Both of these were at my Grandma’s house. I’m surprised I didn’t throw a tantrum when we went to visit.
- Elephant Ear plants by the front door. I just knew they were going to get me.
- A giant Sunflower in the back yard. That thing was over 6 feet tall.
Still don’t care for the Elephant Ears. I just think they’re ugly, not scary.
To be fair, that movie is scary as hell when you’re a little kid. I should watch it again.
I saw that when I was little! I still have nightmares from it. I’m planning on seeing it again, I just gotta work up to it.

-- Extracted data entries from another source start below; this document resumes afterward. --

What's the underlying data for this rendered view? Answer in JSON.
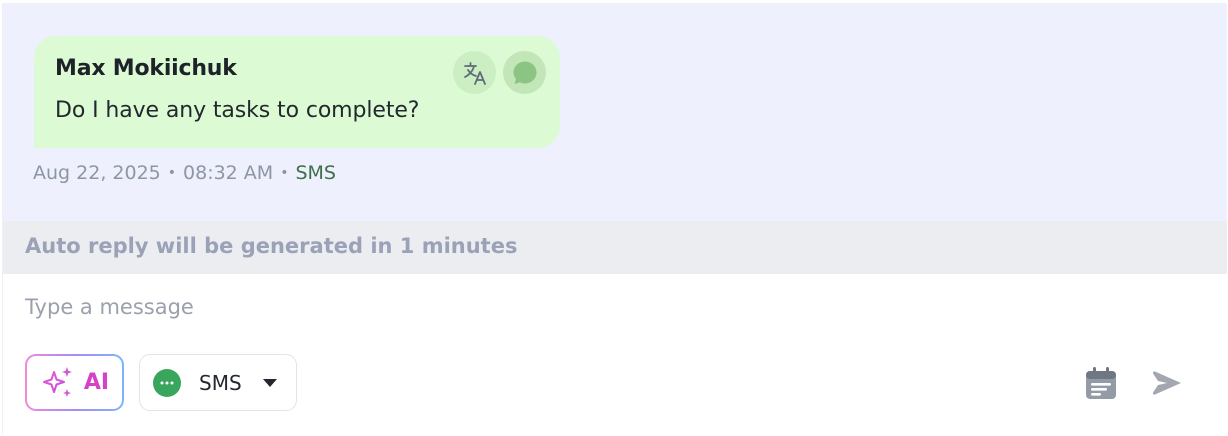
{
  "message": {
    "sender": "Max Mokiichuk",
    "text": "Do I have any tasks to complete?",
    "date": "Aug 22, 2025",
    "time": "08:32 AM",
    "separator": "•",
    "channel": "SMS",
    "actions": [
      {
        "icon": "translate-icon"
      },
      {
        "icon": "chat-bubble-icon"
      }
    ]
  },
  "auto_reply": {
    "text": "Auto reply will be generated in 1 minutes"
  },
  "composer": {
    "placeholder": "Type a message",
    "ai_label": "AI",
    "channel_select": {
      "selected": "SMS",
      "icon": "sms-icon"
    },
    "schedule_icon": "calendar-icon",
    "send_icon": "send-icon"
  },
  "colors": {
    "chat_background": "#eef0fd",
    "bubble": "#dcfbd4",
    "auto_reply_background": "#ecedf0",
    "ai_accent": "#d641c9",
    "sms_green": "#3aa55c",
    "channel_text": "#3f6f48"
  }
}
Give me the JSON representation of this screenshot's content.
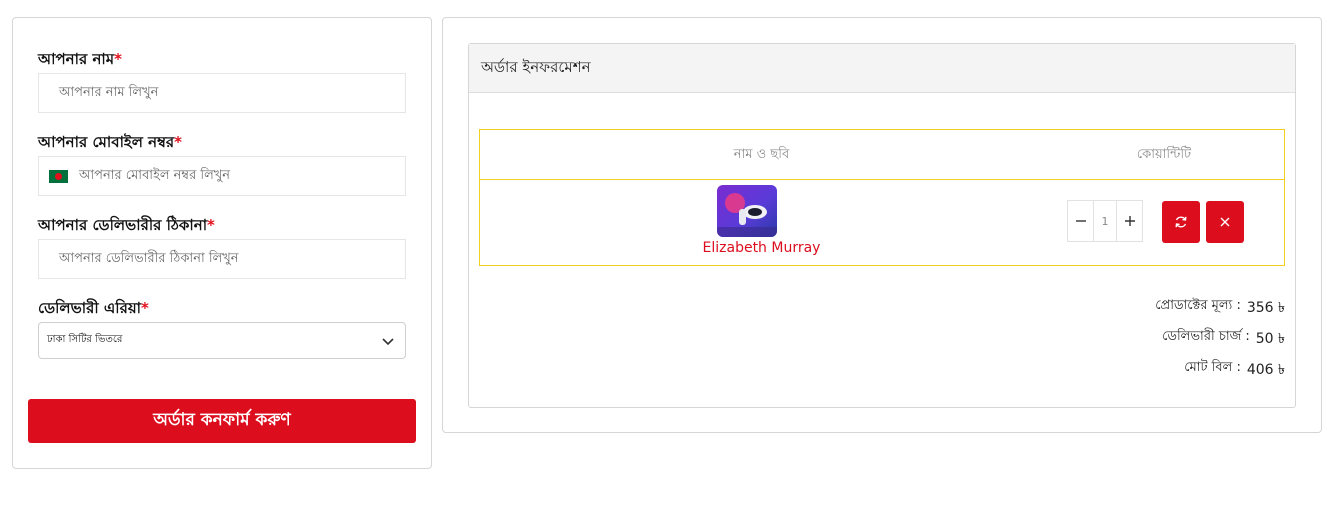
{
  "form": {
    "name_label": "আপনার নাম",
    "name_placeholder": "আপনার নাম লিখুন",
    "mobile_label": "আপনার মোবাইল নম্বর",
    "mobile_placeholder": "আপনার মোবাইল নম্বর লিখুন",
    "address_label": "আপনার ডেলিভারীর ঠিকানা",
    "address_placeholder": "আপনার ডেলিভারীর ঠিকানা লিখুন",
    "area_label": "ডেলিভারী এরিয়া",
    "area_selected": "ঢাকা সিটির ভিতরে",
    "required_mark": "*",
    "confirm_label": "অর্ডার কনফার্ম করুণ"
  },
  "order": {
    "title": "অর্ডার ইনফরমেশন",
    "columns": [
      "নাম ও ছবি",
      "কোয়ান্টিটি"
    ],
    "items": [
      {
        "name": "Elizabeth Murray",
        "quantity": "1"
      }
    ],
    "summary": [
      {
        "label": "প্রোডাক্টের মূল্য :",
        "value": "356 ৳"
      },
      {
        "label": "ডেলিভারী চার্জ :",
        "value": "50 ৳"
      },
      {
        "label": "মোট বিল :",
        "value": "406 ৳"
      }
    ]
  },
  "icons": {
    "flag": "bangladesh-flag-icon",
    "dropdown": "chevron-down-icon",
    "minus": "minus-icon",
    "plus": "plus-icon",
    "refresh": "refresh-icon",
    "remove": "close-icon"
  },
  "colors": {
    "accent": "#dc0d1d",
    "table_border": "#f2cf20",
    "flag_green": "#00713d"
  }
}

Sinks. I saw Stephen King’s It and I watched the part were Beverly was in the bathroom and the voices came up from the sink then the blood ballon came up and popped. I was terrified of sinks for days. I still won’t use a sink if it is just a hole and doesn’t have that stopper thingy in the center. I read the book over the summer and now clowns creep me out. shudder
there was this stupid book in my elementary school library that I read about ghost stories from the wild west. there was this one about some ape-like creature called the “burr lady” who would latch onto people’s backs and whisper in their ear and jab her fingers in their sides if they disobeyed. and she would threaten to kill her host if anyone tried to kill her. pretty ridiculous now, but it scared me in second grade.